Bhargava also suggests that if a CIO knows there will be outsourcing in the next few years he or she should provide appropriate staff training to foster relevant skills for the job market. “If you’re running a legacy system and you have two programmers who don’t know anything else, send them out for training and development on whatever is relevant in the market. You’ll be able to remove some of that resentment.”
Such preparation can also prevent staff from leaving early, Bhargava adds. “I interviewed a company where the CIO had told the staff that they would lose jobs, but they were amazingly positive because he had taken care of them and made sure they had the right skill sets. They felt very loyal so they made sure all the processes were in place and the CIO was comfortable before they found jobs outside.”
Plus, a little monetary incentive always helps keep people on staff before the end game. “One of the best practices we hear about is keeping retention bonuses as part of the arrangement to make it worthwhile for the employee to stay,” Brown says. “Typically these are for one or two years.”

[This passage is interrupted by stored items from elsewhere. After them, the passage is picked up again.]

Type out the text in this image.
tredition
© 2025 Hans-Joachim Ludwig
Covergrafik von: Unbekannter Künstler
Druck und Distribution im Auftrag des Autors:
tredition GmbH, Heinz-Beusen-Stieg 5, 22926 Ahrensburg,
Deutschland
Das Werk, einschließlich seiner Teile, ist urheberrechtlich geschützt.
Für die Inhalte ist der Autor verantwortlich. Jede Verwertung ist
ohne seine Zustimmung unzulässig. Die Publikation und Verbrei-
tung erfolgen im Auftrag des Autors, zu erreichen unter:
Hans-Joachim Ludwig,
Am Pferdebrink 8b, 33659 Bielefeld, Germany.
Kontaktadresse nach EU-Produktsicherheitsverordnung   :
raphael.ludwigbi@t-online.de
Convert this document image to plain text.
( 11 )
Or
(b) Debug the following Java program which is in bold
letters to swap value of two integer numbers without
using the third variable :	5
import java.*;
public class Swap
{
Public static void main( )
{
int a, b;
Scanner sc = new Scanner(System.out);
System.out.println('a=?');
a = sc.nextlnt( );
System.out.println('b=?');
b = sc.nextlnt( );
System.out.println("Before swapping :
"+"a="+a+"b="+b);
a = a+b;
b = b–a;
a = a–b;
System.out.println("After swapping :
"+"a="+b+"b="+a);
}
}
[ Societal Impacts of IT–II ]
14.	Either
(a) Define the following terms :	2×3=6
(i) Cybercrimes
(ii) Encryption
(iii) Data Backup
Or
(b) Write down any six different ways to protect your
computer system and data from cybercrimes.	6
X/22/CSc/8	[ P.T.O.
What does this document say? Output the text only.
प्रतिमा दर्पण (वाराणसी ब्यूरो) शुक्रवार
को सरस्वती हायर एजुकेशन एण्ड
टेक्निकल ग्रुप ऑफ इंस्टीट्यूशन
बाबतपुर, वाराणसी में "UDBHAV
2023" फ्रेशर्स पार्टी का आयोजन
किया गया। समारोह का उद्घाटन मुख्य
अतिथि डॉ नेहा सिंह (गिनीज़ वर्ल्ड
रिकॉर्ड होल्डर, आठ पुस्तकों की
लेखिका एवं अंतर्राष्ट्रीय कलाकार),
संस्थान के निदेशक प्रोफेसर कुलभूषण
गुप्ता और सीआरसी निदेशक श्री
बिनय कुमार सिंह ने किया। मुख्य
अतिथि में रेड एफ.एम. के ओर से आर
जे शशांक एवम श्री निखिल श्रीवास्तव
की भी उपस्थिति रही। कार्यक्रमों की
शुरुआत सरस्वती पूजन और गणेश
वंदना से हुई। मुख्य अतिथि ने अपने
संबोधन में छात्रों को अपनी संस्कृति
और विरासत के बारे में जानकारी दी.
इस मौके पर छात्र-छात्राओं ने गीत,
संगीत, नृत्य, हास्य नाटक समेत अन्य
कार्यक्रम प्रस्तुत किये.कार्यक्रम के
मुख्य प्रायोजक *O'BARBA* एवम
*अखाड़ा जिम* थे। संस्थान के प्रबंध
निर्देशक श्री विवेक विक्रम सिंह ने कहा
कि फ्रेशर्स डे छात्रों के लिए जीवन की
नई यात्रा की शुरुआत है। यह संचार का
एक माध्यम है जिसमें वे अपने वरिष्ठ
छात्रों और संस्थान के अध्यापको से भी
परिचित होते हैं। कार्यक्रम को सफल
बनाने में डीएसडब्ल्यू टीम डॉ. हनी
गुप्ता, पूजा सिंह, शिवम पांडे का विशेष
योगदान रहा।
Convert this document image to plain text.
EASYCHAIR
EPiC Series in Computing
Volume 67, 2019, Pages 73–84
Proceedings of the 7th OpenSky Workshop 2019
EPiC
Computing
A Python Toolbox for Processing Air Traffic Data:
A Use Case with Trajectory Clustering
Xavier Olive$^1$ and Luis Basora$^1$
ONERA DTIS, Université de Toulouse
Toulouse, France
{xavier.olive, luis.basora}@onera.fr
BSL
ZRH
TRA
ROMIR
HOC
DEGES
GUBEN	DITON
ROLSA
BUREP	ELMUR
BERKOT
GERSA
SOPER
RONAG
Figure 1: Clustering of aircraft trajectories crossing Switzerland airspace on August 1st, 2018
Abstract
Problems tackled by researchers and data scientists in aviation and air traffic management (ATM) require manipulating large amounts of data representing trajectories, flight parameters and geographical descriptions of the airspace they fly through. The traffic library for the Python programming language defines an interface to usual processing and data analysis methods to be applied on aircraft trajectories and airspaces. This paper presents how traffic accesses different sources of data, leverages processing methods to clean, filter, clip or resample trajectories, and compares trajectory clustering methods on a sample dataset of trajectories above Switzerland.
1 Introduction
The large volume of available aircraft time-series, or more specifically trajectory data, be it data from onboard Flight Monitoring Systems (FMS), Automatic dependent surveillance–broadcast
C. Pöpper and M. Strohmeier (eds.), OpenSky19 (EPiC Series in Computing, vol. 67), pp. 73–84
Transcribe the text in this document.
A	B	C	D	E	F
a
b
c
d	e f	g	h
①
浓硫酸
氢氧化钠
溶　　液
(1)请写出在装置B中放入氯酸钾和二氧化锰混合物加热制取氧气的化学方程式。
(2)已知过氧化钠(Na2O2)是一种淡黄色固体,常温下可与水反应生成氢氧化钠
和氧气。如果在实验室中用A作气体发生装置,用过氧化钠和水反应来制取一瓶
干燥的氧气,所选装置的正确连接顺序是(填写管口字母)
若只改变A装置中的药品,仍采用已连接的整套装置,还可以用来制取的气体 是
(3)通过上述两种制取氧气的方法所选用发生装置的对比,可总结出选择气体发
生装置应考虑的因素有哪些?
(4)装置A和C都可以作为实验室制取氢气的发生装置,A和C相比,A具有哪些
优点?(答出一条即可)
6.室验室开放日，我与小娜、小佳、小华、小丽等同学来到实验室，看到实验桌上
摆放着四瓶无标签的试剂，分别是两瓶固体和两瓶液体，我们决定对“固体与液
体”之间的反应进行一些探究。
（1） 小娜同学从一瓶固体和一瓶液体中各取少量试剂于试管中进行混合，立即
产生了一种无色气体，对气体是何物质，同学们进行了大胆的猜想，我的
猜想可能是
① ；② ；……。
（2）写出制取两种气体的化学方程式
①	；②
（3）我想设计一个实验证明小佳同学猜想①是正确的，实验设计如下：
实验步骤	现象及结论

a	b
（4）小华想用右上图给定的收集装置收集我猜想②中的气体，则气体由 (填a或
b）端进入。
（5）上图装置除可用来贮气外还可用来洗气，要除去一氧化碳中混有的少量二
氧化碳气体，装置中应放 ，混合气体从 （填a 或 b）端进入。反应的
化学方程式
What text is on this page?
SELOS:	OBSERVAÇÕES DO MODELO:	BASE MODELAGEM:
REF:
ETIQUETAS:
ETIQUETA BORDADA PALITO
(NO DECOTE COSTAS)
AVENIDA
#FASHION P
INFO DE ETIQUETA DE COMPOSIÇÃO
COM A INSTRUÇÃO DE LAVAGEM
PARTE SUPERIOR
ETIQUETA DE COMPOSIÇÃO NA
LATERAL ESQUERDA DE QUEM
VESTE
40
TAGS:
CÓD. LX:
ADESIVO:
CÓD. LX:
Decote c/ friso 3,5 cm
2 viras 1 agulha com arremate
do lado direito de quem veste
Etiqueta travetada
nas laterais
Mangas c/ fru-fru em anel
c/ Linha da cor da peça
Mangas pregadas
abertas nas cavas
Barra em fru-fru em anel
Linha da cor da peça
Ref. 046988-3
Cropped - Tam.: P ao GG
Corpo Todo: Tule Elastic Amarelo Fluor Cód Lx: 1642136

Ultimately, those laid off may well find a home with the BPO provider. Several of the consultancies we talked to, including Accenture, EDS, and IBM, frequently transfer process-related IT staff to their own payroll. “It’s always great to get people with intimate company knowledge and a good understanding of legacy systems,” says Sean Kenny, vice president of business transformation outsourcing at EDS. “Documentation for these systems is always spotty, and there’s nothing like tribal knowledge to get you going quickly.”